Nossos pais envelhecem, como cuidamos deles?
Demián Bucay
Não deve ser feito por obrigação, para saldar uma suposta dívida pendente ou com sentimento de culpa. Vamos cuidar sem negligenciar nossas vidas ou seus desejos
Há um fato que nos preocupa mais a cada dia: a velhice de nossos pais. Por um lado, o declínio físico ou mental daqueles que antes cuidavam de nós pode ser difícil de suportar. Por outro lado, muitas vezes, a crescente demanda por tempo e cuidados leva a uma sobrecarga acompanhada de culpa e autocensura . O que podemos fazer sobre esta situação? Existe uma maneira de os pais e os filhos que precisam cuidar deles sofrerem o menos possível?

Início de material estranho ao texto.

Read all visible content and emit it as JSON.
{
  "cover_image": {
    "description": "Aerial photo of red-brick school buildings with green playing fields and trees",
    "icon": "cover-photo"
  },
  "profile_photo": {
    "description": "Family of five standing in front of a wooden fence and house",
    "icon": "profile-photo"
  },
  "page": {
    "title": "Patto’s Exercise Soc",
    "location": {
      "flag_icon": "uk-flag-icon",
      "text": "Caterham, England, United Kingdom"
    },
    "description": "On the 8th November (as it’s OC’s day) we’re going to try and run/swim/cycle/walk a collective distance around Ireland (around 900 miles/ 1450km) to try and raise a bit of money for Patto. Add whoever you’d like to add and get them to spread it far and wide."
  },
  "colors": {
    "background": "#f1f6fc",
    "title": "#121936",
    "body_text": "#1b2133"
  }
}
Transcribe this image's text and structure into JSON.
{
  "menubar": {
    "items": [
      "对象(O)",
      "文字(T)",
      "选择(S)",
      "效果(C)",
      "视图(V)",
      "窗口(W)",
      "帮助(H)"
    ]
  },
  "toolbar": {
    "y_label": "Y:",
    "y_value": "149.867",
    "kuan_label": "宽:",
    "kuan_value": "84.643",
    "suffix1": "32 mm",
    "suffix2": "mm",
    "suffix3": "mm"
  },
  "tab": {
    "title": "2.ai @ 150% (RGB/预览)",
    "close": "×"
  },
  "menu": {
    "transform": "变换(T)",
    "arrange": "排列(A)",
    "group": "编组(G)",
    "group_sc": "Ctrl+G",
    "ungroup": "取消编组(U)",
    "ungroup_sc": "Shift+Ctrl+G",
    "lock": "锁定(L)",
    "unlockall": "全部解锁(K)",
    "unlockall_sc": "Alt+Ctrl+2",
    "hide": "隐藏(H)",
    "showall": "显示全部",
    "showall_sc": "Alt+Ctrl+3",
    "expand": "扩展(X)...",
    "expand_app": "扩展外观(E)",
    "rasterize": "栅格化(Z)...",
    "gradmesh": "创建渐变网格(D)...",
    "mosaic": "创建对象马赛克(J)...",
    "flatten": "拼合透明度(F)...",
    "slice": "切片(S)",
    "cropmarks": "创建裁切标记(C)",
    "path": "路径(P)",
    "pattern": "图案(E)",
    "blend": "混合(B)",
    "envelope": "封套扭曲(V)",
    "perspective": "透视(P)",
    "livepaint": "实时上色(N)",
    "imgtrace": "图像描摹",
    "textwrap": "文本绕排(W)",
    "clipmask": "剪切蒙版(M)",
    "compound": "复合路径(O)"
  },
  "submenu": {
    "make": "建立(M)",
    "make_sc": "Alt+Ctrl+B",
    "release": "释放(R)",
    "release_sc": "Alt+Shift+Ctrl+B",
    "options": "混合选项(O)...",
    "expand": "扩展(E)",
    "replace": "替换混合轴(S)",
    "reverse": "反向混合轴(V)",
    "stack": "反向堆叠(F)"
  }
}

Como cuidar dos pais quando eles forem mais velhos
"Eles cuidaram de nós quando éramos crianças, então agora é a nossa vez de cuidar deles." Essa conhecida frase transmite uma ideia muito nobre, mas tem o problema de se basear em critérios comerciais: "Você me deu isso, agora estou lhe devendo isso."
Nessa lógica, os filhos estão se endividando com os pais na medida em que recebem seus cuidados até o dia em que finalmente poderão saldá-los cuidando deles.
Na verdade, quando falamos de amor, é difícil fazer cálculos. O fato de os filhos estarem em dívida com os pais pelo que receberam deles soa um pouco estranho. Diz-se também que a dívida com os pais não se paga com eles, mas com os próprios filhos. A verdade é que continuamos falando de cálculos e câmbio.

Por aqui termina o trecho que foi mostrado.